Un roi des Belges qui se donne en spectacle pour une vidéo sympa de soutien à l’équipe nationale de foot: une heureuse surprise?

L’exercice, inhabituel venant d’un palais royal, a livré un résultat positif. Associer la personne du roi à des événements qui marquent l’actualité, comme cette séquence de Coupe du monde de football, permet de casser l’image d’Epinal de la monarchie, son côté «boîte de biscuits Delacre». Le recours à l’auto- dérision, à une certaine légèreté «à la belge», offre un côté décalé tout en évitant de sombrer dans le ridicule ou d’humilier la fonction royale. Ce n’est pas «too much».
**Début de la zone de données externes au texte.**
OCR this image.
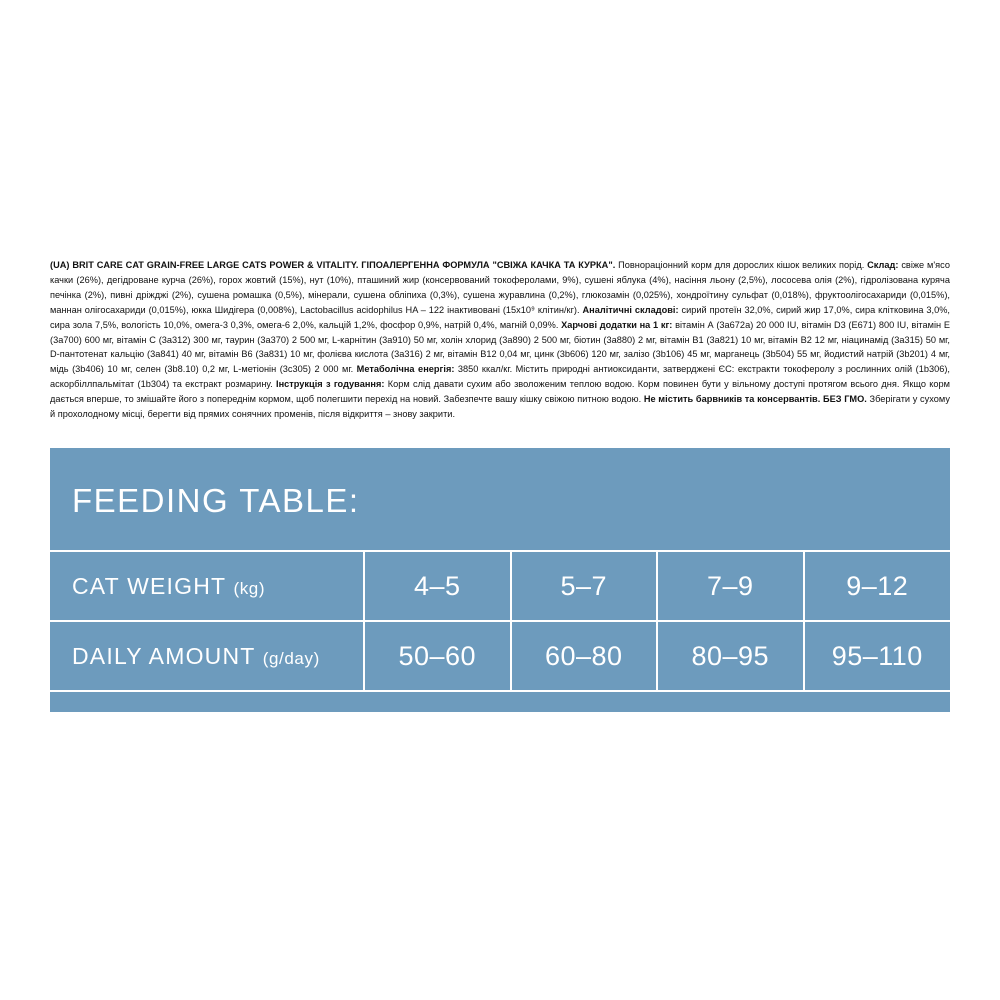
(UA) BRIT CARE CAT GRAIN-FREE LARGE CATS POWER & VITALITY. ГІПОАЛЕРГЕННА ФОРМУЛА "СВІЖА КАЧКА ТА КУРКА". Повнораціонний корм для дорослих кішок великих порід. Склад: свіже м'ясо качки (26%), дегідроване курча (26%), горох жовтий (15%), нут (10%), пташиний жир (консервований токоферолами, 9%), сушені яблука (4%), насіння льону (2,5%), лососева олія (2%), гідролізована куряча печінка (2%), пивні дріжджі (2%), сушена ромашка (0,5%), мінерали, сушена обліпиха (0,3%), сушена журавлина (0,2%), глюкозамін (0,025%), хондроїтину сульфат (0,018%), фруктоолігосахариди (0,015%), маннан олігосахариди (0,015%), юкка Шидігера (0,008%), Lactobacillus acidophilus HA – 122 інактивовані (15x10⁹ клітин/кг). Аналітичні складові: сирий протеїн 32,0%, сирий жир 17,0%, сира клітковина 3,0%, сира зола 7,5%, вологість 10,0%, омега-3 0,3%, омега-6 2,0%, кальцій 1,2%, фосфор 0,9%, натрій 0,4%, магній 0,09%. Харчові додатки на 1 кг: вітамін А (3а672а) 20 000 IU, вітамін D3 (Е671) 800 IU, вітамін Е (3а700) 600 мг, вітамін С (3а312) 300 мг, таурин (3а370) 2 500 мг, L-карнітин (3а910) 50 мг, холін хлорид (3а890) 2 500 мг, біотин (3а880) 2 мг, вітамін В1 (3а821) 10 мг, вітамін В2 12 мг, ніацинамід (3а315) 50 мг, D-пантотенат кальцію (3а841) 40 мг, вітамін В6 (3а831) 10 мг, фолієва кислота (3а316) 2 мг, вітамін В12 0,04 мг, цинк (3b606) 120 мг, залізо (3b106) 45 мг, марганець (3b504) 55 мг, йодистий натрій (3b201) 4 мг, мідь (3b406) 10 мг, селен (3b8.10) 0,2 мг, L-метіонін (3с305) 2 000 мг. Метаболічна енергія: 3850 ккал/кг. Містить природні антиоксиданти, затверджені ЄС: екстракти токоферолу з рослинних олій (1b306), аскорбіллпальмітат (1b304) та екстракт розмарину. Інструкція з годування: Корм слід давати сухим або зволоженим теплою водою. Корм повинен бути у вільному доступі протягом всього дня. Якщо корм дається вперше, то змішайте його з попереднім кормом, щоб полегшити перехід на новий. Забезпечте вашу кішку свіжою питною водою. Не містить барвників та консервантів. БЕЗ ГМО. Зберігати у сухому й прохолодному місці, берегти від прямих сонячних променів, після відкриття – знову закрити.

FEEDING TABLE:
CAT WEIGHT (kg)	4–5	5–7	7–9	9–12
DAILY AMOUNT (g/day)	50–60	60–80	80–95	95–110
Visiblement, personne n’y a trouvé matière à redire…

Peut-être les générations plus âgées, qui conservent un logiciel plus «belgicain», resteront-elles dubitatives face à ce genre de prestation royale mais le public cible n’est de toute évidence pas celui-là. C’est celui des réseaux sociaux qui est visé par cette vidéo et qui découvre ainsi un roi Philippe dans une performance qui ne peut être qu’une valeur ajoutée pour son capital de sympathie.

Qu’est-ce que cette prestation dit ou révèle du roi?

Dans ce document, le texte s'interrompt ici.